Tensor fields and scalar function pullbacks

Question

For convenience, $(p,q)$ tensor fields on a differentiable manifold $M$ is defined to be the entire scalar field.
On the other hand, in my textbook, the pullback of the $(p,q)$ tensor $T(x)$ at $x \in M$ by the diffeomorphism map $\sigma:M \rightarrow M$ is defined as follows:

$$(\sigma^*T)(x):=\sigma_x^*T(\sigma(x))\qquad\qquad(1) $$

This definition is correct in case that $p \geq 1 $ or $q \geq 1$ but if $p$ and $q$ are both $0$, then I think the pullback needs to be defined separately. Namely, for a scalar field $f$

$$(\sigma^*f)(x):= (f \circ \sigma)(x)\qquad\qquad(2)$$

Question : Is definition (2) derived from definition (1)?

Answer 1

You can use the same definition:

$$(\sigma^\ast f)(x)=\sigma_x^\ast(f(\sigma(x)).$$

In fact $f(\sigma(x))$ is a $(0,0)$-tensor (i.e. a real number) and the pullback of a $(0,0)$-tensor is simply the $(0,0)$-tensor itself (by definition).

(Or you can simply define that particular case separately as you did.

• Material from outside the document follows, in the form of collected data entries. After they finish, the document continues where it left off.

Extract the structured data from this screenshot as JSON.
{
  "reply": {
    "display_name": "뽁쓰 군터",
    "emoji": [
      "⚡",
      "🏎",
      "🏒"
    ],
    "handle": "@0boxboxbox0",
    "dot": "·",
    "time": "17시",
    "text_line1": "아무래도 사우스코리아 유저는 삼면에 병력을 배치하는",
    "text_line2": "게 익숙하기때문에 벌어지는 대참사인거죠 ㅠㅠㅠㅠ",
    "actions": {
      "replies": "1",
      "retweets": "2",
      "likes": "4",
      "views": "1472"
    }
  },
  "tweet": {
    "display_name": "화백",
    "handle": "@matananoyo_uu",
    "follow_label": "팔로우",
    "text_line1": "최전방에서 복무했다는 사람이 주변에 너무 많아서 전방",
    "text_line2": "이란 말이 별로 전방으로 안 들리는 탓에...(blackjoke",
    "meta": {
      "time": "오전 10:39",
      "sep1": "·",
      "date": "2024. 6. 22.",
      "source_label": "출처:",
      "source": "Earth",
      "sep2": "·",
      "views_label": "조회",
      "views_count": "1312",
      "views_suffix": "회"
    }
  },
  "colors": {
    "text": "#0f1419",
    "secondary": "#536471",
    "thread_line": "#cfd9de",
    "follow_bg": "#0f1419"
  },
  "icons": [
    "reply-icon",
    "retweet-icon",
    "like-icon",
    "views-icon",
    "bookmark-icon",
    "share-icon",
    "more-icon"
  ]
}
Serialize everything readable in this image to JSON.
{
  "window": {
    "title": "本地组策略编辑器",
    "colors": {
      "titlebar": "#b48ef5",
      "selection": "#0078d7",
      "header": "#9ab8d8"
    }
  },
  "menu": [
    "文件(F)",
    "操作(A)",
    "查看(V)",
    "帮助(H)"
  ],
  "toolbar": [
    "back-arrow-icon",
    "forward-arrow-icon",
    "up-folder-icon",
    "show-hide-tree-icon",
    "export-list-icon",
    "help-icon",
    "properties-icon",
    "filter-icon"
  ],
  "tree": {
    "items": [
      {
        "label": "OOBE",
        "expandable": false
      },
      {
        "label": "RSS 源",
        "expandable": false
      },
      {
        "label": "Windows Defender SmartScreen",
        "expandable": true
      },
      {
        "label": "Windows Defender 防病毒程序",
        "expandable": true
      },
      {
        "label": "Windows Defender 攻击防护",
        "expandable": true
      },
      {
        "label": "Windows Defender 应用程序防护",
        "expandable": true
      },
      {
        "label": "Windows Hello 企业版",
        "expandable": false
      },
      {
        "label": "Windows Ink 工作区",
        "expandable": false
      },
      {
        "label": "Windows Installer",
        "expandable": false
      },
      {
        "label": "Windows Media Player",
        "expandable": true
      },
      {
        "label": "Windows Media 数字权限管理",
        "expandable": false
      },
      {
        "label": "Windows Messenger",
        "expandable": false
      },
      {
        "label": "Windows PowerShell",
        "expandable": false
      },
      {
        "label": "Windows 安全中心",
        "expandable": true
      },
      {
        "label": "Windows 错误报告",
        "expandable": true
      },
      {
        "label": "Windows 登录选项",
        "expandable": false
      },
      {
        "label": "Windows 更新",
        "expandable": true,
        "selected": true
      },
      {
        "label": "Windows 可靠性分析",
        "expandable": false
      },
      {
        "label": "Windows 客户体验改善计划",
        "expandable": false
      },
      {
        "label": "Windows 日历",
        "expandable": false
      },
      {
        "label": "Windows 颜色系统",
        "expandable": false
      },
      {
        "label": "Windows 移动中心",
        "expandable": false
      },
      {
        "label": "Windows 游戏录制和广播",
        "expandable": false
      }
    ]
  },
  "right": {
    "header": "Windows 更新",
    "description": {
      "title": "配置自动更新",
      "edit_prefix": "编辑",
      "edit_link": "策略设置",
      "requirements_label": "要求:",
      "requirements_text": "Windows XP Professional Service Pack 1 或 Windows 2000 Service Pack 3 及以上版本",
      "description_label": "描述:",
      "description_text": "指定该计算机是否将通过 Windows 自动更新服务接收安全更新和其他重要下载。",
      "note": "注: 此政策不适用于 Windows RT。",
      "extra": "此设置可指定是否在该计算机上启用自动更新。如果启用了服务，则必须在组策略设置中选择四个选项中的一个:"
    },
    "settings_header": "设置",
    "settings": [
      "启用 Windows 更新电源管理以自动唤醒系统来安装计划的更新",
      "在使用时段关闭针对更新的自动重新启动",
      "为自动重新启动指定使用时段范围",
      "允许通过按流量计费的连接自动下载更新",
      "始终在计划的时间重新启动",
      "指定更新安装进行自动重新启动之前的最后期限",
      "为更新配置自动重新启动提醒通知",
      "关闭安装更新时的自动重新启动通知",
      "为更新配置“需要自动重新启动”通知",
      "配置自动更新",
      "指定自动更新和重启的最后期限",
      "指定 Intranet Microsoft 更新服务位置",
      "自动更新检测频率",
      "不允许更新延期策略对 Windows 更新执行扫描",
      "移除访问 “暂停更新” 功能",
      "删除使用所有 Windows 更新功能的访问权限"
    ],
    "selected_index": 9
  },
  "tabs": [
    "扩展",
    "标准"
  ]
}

Math is full of this kind of situations).

Answer 2

As we know, a $(1,1)$-tensor is a linear combination $$ \mathbf{T}={T^i}_j\,\frac{\partial}{\partial y_i}\otimes dy^j $$ where the components ${T^i}_j$ are functions of $y_1,...,y_n\,.$ To pullback $\mathbf{T}$ by $\sigma:x\mapsto y$ you can separately define the pullbacks of its building blocks. I prefer to use a bit of sloppy notation that is reminscent of the (guess what?) chain-rule that is so ubiquitous in DG: \begin{align} \sigma^*\Big(\frac{\partial}{\partial y_i}\Big)&=\frac{\partial x_j}{\partial y_i}\frac{\partial}{\partial x_j}\,, &\sigma^*(dy^i)&=\frac{\partial y_i}{\partial x_j}\,dx^j\,,&\sigma^*({T^i}_j)&={T^i}_j\circ\sigma\,. \end{align} Most of the literature on that subject is simply intimidating. The generalization of the above to $(p,q)$ is trivial.